2. Samaroo v Canada Revenue Agency, 2018 BCSC 324
 The defendants’ submission that the difference in income before and after the audit is sufficient to prove the actus reus of the offence and is enough to establish reasonable and probable cause is flawed. The difficulty with their position is that it ignores how the actus reus was to be proved – that is, the actual mechanics of the alleged evasion. As I said above, the defendants’ submission is a theory. To say that the plaintiffs did not report income cannot be the actus reus. What they did, or did not do, in order to avoid paying taxes must be shown to establish reasonable and probable grounds. That is why during the investigation the evidence about the number of unreported till tapes, shifts and/or daily summary sheets was so important.
3. David v. Loblaw; Breckon v. Loblaw, 2018 ONSC 1298
 The underlying case entails claims of price fixing and conspiracy brought by consumers against sellers of packaged bread across the country. It involves putative class actions commenced in at least 5 provinces as well as the Federal Court. Strosberg and Sotos have each commenced actions in Ontario (respectively, the “David Action” and the “Breckon Action”). This motion is brought simultaneously in both of those actions, asking the court to make an order under section 12 of the Class Proceedings Act, 1992, SO 1992, c. 6 (“CPA”) to ensure a fair and expeditious procedure for the conduct of the litigation.

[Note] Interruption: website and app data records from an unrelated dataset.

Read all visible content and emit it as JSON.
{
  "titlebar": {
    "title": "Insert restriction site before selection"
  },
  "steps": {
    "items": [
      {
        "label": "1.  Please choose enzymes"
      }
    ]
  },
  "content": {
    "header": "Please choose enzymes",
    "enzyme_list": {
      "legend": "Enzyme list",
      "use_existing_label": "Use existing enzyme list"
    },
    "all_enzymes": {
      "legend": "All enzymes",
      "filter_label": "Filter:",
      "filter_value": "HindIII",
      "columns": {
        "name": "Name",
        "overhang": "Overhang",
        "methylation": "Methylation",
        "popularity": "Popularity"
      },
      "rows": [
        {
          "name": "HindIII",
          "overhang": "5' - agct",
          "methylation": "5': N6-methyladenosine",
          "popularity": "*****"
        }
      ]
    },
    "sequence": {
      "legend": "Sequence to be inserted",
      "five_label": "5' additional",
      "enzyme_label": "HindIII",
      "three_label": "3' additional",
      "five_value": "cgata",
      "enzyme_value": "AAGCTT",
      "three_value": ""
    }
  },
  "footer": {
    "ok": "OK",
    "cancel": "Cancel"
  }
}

The most-consulted French-language decision was Commission des droits de la personne et des droits de la jeunesse (Mensah) c. Ville de Montréal (Service de police de la Ville de Montréal), 2018 QCTDP 5
 Conséquemment, le contexte social à l’intérieur duquel les faits en litige se produisent est utile et pertinent pour en saisir tout leur sens et en mesurer la portée.
 Toutefois, le contexte social ne doit servir qu’à établir une toile de fond. Il ne peut jamais à lui seul constituer une preuve prima facie qu’un acte discriminatoire a été commis. Un rapport tangible doit être démontré entre la preuve circonstancielle de discrimination et la décision ou la conduite contestée.
 Dès lors, si la preuve du contexte social peut être nécessaire à l’étude rétrospective de l’intervention des agents Fournier et Robidoux le 4 juin 2011, la résolution du présent litige vise d’abord et avant tout à déterminer si lesdits agents ont eu un comportement qui constitue de la discrimination par profilage racial envers le plaignant.
* As of January 2014 we measure the total amount of time spent on the pages rather than simply the number of hits; as well, a case once mentioned won’t appear again for three months.